I/O Tips

The purpose of this page is to convey tips for getting better performance with your I/O on the Jaguar Lustre file systems running CNL. Note that this file system (consisting of 15 object storage targets [OSTs]) is temporary, and will be much bigger after the entire machine is upgraded to run CNL.

Contents

Striping

Two commonly used lfs suboptions are getstripe and setstripe. lfs getstripe can be used to get striping information on files and directories, while lfs setstripe can be used to set the striping (and Lustre stripe buffer size).

The setstripe usage is as follows:

lfs setstripe <filename|dirname> <stripe size> <stripe start> <stripe count>

where

Stripe size = Number of bytes on each OST (0 meaning use default of 1 MB).
Stripe start = OST index of first stripe (-1 indicating default). Please use default only.
Stripe count = Number of OSTs to stripe over (0 indicating default of 4 and -1 indicating to stripe over all OSTs).

For example, to set the stripe count (width) to 1 on a directory, use

lfs setstripe <dir> 0 -1 1

Setting the stripe count to 1 is suggested when you write out 1 (or more) files per process. The exception to this would be if you run at small processor counts (<100) and your files are big (>1 GB.)

If you use MPI I/O to write (read) your data from many processes to 1 or a few files, then we suggest striping your files across most if not all of the OSTs. You could use a command such as the following:

lfs setstripe <filename> 0 -1 -1

Note that there is one scratch directory, /lustre/scratch, which has 15 OSTs with which you can stripe over.

We have empirically seen on previous Lustre file systems that setting your stripe count to multiples of 32 leads to a loss of performance (as compared to stripe counts that are multiples of 32 minus 1, for example.) With our current file systems, the maximum stripe count is 15, so this does not apply for the current setup.

Parallel I/O

With the /lustre/scratch file system, high parallel I/O bandwidths can be achieved using MPI I/O to either a shared file or to a file per process. And, for example, similar performance can be achieved with Fortran writes within an MPI program (each process writing to its own file.)

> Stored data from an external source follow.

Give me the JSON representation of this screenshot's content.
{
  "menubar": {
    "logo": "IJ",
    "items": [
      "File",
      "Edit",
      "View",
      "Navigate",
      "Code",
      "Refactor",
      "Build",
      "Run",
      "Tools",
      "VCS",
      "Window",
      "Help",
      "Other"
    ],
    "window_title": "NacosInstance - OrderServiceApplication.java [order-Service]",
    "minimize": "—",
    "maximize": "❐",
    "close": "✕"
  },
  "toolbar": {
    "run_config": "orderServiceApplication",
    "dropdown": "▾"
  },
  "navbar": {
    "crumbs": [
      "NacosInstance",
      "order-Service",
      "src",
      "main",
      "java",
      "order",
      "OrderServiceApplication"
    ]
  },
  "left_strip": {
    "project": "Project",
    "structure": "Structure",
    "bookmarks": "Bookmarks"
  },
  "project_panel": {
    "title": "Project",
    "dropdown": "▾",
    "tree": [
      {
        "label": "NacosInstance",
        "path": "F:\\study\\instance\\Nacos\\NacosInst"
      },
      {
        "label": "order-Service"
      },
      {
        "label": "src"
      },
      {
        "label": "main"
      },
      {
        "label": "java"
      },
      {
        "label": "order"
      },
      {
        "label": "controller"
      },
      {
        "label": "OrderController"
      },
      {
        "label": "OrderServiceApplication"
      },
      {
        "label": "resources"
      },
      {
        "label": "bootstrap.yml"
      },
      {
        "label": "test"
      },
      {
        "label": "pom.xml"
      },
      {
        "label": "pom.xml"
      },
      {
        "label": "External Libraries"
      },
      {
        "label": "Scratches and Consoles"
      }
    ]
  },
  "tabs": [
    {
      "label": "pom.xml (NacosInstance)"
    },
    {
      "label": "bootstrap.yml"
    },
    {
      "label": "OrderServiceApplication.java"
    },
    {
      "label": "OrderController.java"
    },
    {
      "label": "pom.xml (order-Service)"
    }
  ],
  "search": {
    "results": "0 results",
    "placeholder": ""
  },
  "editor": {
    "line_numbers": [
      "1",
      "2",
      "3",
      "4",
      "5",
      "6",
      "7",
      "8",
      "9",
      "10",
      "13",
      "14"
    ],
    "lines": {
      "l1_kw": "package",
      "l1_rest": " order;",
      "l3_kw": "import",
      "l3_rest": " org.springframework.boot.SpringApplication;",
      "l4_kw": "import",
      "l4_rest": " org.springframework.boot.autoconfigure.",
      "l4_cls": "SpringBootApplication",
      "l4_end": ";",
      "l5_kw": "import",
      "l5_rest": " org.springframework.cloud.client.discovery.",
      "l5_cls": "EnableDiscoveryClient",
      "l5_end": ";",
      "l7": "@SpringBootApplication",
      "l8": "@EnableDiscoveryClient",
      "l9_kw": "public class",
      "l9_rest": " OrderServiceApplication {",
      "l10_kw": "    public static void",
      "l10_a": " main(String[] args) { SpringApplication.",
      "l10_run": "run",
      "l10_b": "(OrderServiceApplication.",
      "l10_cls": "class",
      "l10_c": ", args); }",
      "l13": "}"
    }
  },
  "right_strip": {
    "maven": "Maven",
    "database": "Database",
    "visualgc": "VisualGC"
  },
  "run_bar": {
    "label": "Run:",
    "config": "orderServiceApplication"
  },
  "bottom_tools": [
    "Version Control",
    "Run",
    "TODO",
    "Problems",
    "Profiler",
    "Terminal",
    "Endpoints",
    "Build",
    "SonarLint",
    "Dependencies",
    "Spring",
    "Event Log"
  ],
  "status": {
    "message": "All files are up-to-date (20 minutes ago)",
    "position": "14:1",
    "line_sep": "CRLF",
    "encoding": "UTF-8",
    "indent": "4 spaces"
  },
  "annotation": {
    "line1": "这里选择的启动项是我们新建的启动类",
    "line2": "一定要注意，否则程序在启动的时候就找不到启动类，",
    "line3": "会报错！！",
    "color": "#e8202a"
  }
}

We know from the larger Lustre file system on Jaguar (not running CNL) that high bandwidth rates are observed when doing parallel I/O with anywhere from 500 to 2,000 clients. (Note that these numbers are approximations and most likely a function of the number of OSTs in the file system.) When more than 2,000 clients are used, the OSTs seemingly get overwhelmed and bandwidth rates drop off significantly. And if you use too few clients, then the OSTs are not fully used or kept busy enough (it seems.) So for the Lustre file system on Jaguarcnl with 15 OSTs, that likely means that using 60 to 150 clients will be optimal.

What does it mean to the user that there is a range of process counts to get the best I/O performance? It means

  • If you are in that range or below, your current parallel I/O method is probably okay. That is, if you write to one shared file, or if you create one file per process, your I/O performance will probably do okay. But you will need to make sure you set your striping appropriately.
  • If you are running beyond the high range (>150), then you might want to consider using a subset of your MPI processes to do I/O. Yes, this will require code changes, but in actuality the changes are not difficult in theory. And the performance gain can be nearly an order of magnitude. But this may be necessary only if your I/O takes more than 5% of your runtime, or you would like to do more I/O but don’t because of the cost. Please contact the NCCS User Assistance Center if you would like help with your parallel I/O. An example follows that creates an MPI communicator that include only ionodes:
! listofionodes is an array of the ranks of writers/readers
call MPI_COMM_GROUP(MPI_COMM_WORLD, WORLD_GROUP, ierr)
call MPI_GROUP_INCL(WORLD_GROUP, nionodes, listofionodes, IO_GROUP,ierr)
call MPI_COMM_CREATE(MPI_COMM_WORLD,IO_GROUP, MPI_COMM_IO, ierr)
! open
call MPI_FILE_OPEN(MPI_COMM_IO, trim(filename), filemode, finfo, mpifh, ierr)
! read/write
call MPI_FILE_WRITE_AT(mpifh, offset, iobuf, bufsize, MPI_REAL8, status, ierr)
!   OR
!  call MPI_FILE_SET_VIEW(mpifh, disp, MPI_REAL8, MPI_REAL8, "native", finfo, ierr)
!  call MPI_FILE_WRITE_ALL(mpifh, iobuf, bufsize, MPI_REAL8, status, ierr)
! close
call MPI_FILE_CLOSE(mpifh, ierr)

If you cannot implement a subsetting approach, it would still be to your advantage to limit the number of synchronous opens, say to 100, even if you can’t with writes/reads. This is useful for limiting too many requests hitting the metadata server (of which there is only one) at the same time.

Update August 2007

We have seen good performance with HDF5 writes and okay performance with HDF5 reads (on Jaguar without CNL). That is, HDF5 writes can get about the same performance as MPI-IO writes. However, the HDF5 read performance is quite a bit below that of MPI-IO, although you can still get low-single-digit GB/s.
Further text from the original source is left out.